Organisations can sometimes view inclusion as an afterthought, rather than a core commitment. And due to the limited and patchy effectiveness of mainstreaming, there are a number of organisations operating in the sector. This can cause confusion and unnecessary complexity for people looking to get involved in sports. A lack of awareness of sporting opportunities can also be seen as a symptom of the complex landscape of sports for disabled people.

Ableism is also still a problem for many disabled people who want to participate in sports. Many disabled students report feeling excluded from physical education, and institutionalised ableist practices within mainstream sport organisations continue to limit sports access for disabled people.

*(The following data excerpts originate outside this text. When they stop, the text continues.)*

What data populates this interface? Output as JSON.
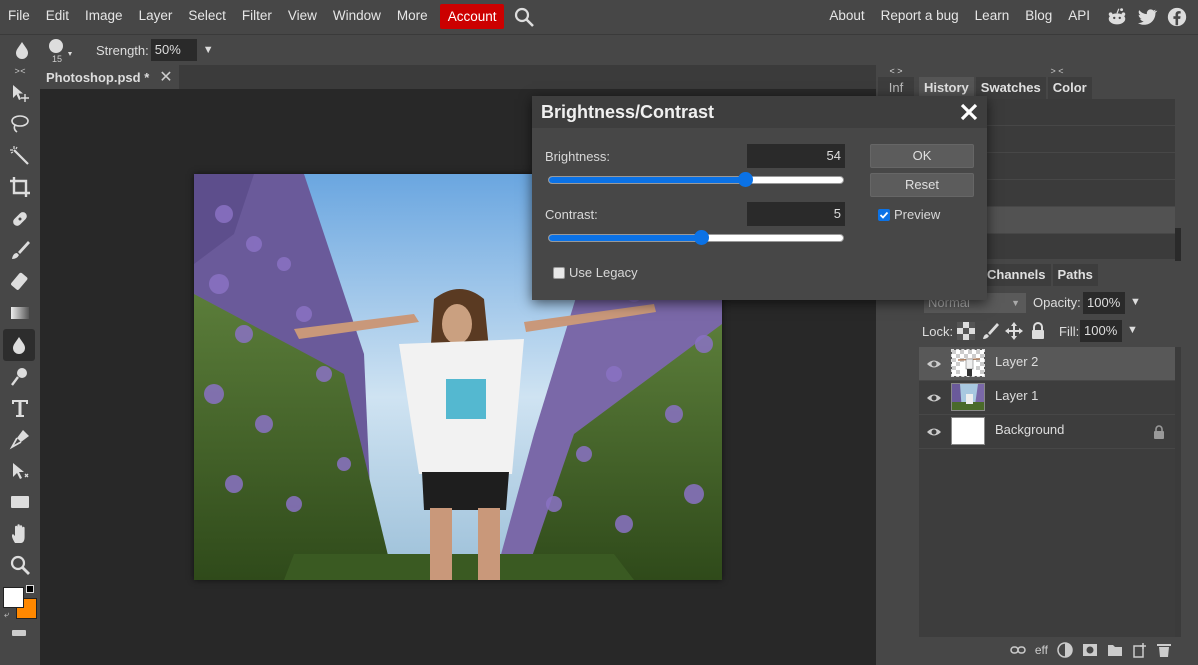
{
  "menu": {
    "items": [
      "File",
      "Edit",
      "Image",
      "Layer",
      "Select",
      "Filter",
      "View",
      "Window",
      "More"
    ],
    "account": "Account",
    "right": [
      "About",
      "Report a bug",
      "Learn",
      "Blog",
      "API"
    ]
  },
  "options": {
    "brush_size": "15",
    "strength_label": "Strength:",
    "strength_value": "50%"
  },
  "document": {
    "tab_title": "Photoshop.psd *"
  },
  "midcol": {
    "label": "Inf"
  },
  "panels": {
    "top_tabs": [
      "History",
      "Swatches",
      "Color"
    ],
    "layer_tabs": [
      "Channels",
      "Paths"
    ],
    "blend_mode": "Normal",
    "opacity_label": "Opacity:",
    "opacity_value": "100%",
    "lock_label": "Lock:",
    "fill_label": "Fill:",
    "fill_value": "100%",
    "layers": [
      {
        "name": "Layer 2"
      },
      {
        "name": "Layer 1"
      },
      {
        "name": "Background"
      }
    ],
    "footer_eff": "eff"
  },
  "dialog": {
    "title": "Brightness/Contrast",
    "brightness_label": "Brightness:",
    "brightness_value": "54",
    "brightness_fraction": 0.67,
    "contrast_label": "Contrast:",
    "contrast_value": "5",
    "contrast_fraction": 0.52,
    "legacy_label": "Use Legacy",
    "legacy_checked": false,
    "preview_label": "Preview",
    "preview_checked": true,
    "ok_label": "OK",
    "reset_label": "Reset"
  },
  "colors": {
    "accent": "#0b72e6",
    "account": "#cc0000",
    "foreground": "#ffffff",
    "background": "#ff8800"
  }
}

Many disabled people continue to feel excluded from sports.
Marino Bocelli/ Shutterstock

For example, some club settings only fully include disabled people if they can participate in a sport separately to non-disabled people. Disabled people can sometimes be forced to adapt to how the club provides a sport, rather than the club adapting the sport to best meet that person’s needs. Ableism constrains participation by negatively shaping what many people think sport should look like, or who sport is for.

Addressing barriers

It’s clear that simply hosting the Paralympics in 2012 wasn’t enough for improving access and participation in sport for disabled people throughout the UK. To achieve true change, systemic, social, and economic barriers to participation all need to be addressed.

Unfortunately, a number of these barriers still exist and hinder sports participation. The 2012 Paralympics was hosted amid a backdrop of recession and austerity. Austerity measures disproportionately impacted disabled people – with many disabled people limiting their participation in sports due to the fear of losing benefits if they were seen to be active.

And even ten years on, transport is not always accessible to disabled people – a barrier of particular importance when local sporting opportunities may not be available. Some sporting sites are also inaccessible, so even if a person wants to get involved, they may not be able to.

The pandemic has now added another obstacle in the journey to create change – even reversing some of the progress made in recent years. Research suggests there’s now less support to help disabled people to participate in different sports.

The London 2012 Paralympics did help to raise the profile of parasport and disability in society to some extent. But any increases in sports participation that happened as a result were temporary. To truly improve participation in sport, the challenges and barriers that prevent disabled people from participating in both sport and society need to be addressed. We cannot simply rely on a two-week elite sporting event to do this.